Accordingly, this is an example of a modular design in which
modular sensor circuitry, main circuitry and sensor interface
circuitry are used to implement the control and sensing functions
of the FCL. By keeping the ASICs modular, different sensing/optical
modules may be used with the same main circuitry, as long as
suitable sensor/optical circuitry are used accordingly.

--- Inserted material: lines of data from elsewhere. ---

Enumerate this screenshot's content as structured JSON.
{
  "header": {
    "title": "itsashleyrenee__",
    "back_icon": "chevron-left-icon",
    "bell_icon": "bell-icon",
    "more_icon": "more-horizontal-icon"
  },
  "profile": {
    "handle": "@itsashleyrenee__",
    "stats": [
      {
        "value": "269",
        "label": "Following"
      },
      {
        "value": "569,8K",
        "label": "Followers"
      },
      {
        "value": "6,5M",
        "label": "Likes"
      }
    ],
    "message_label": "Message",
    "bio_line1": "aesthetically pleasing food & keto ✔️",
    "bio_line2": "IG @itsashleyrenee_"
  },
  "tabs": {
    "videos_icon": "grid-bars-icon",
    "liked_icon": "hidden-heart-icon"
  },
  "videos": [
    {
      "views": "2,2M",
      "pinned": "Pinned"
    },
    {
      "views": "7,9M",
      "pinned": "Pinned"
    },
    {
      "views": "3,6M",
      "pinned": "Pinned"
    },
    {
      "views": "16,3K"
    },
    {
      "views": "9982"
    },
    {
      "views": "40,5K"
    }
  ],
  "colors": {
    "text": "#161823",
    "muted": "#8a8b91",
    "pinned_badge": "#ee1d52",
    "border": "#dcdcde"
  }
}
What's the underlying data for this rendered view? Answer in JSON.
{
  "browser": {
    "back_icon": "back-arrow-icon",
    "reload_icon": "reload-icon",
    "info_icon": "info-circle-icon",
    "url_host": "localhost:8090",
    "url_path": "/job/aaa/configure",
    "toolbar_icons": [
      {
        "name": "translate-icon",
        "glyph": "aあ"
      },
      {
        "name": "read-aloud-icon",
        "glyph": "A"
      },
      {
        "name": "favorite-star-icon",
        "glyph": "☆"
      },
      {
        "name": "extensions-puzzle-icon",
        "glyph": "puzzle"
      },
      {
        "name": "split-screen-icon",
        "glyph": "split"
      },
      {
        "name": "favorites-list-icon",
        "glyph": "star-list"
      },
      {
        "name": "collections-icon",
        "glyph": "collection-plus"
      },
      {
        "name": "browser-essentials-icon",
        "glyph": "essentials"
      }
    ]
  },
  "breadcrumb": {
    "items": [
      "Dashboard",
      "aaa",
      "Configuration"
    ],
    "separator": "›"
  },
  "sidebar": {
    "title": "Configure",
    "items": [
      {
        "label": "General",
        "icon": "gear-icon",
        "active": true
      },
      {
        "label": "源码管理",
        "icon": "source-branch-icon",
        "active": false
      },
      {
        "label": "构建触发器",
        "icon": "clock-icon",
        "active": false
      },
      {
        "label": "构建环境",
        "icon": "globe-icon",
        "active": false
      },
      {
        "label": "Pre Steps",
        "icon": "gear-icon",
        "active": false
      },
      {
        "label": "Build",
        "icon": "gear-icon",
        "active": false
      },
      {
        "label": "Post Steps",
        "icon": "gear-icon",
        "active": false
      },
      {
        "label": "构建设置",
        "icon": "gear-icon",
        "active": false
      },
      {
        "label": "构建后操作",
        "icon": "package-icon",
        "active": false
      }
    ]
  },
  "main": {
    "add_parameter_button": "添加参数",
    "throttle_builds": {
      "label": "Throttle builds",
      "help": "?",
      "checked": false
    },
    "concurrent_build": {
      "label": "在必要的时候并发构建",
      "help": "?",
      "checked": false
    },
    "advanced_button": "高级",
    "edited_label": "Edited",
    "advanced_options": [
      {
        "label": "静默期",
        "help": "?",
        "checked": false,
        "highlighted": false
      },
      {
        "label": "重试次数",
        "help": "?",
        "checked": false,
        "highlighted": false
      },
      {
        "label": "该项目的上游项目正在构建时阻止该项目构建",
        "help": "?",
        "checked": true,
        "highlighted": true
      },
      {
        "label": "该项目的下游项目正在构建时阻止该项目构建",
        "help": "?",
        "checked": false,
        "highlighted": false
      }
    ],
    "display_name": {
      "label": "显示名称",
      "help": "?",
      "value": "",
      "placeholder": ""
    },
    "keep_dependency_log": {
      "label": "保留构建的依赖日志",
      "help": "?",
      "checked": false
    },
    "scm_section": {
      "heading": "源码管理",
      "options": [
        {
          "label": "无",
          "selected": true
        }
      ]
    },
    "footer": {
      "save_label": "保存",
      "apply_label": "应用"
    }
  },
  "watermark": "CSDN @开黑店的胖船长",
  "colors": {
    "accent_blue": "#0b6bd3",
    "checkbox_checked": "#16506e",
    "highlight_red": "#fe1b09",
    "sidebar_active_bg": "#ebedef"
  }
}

[0157] Radio Frequency (RF) power may be transmitted to the FCL 400
by either the transceiver-reader device 600, or the external
processing device 700, or both. The RF power emitted from the
transceiver-reader device 600 or the external processing device 700
carries a strong energy component that is sufficient for operations
on the FCL 400 and meets FCC safety regulations. The RF power may
be received by the antenna 500 and the received RF power may then
be conditioned by the power module 480. The voltage generated by
the power module 480 may be used to power the main circuit 350 and
the modular sensor interface 360. The modular sensor interface 360
in term may apply sufficient voltage/current inputs to condition
the sensing module 420 for measurements of certain target analytes
in the environment of the FCL 398. Once properly conditioned, the
sensing module 420 may facilitate reactions with one or more target
biomarkers to generate electrical outputs.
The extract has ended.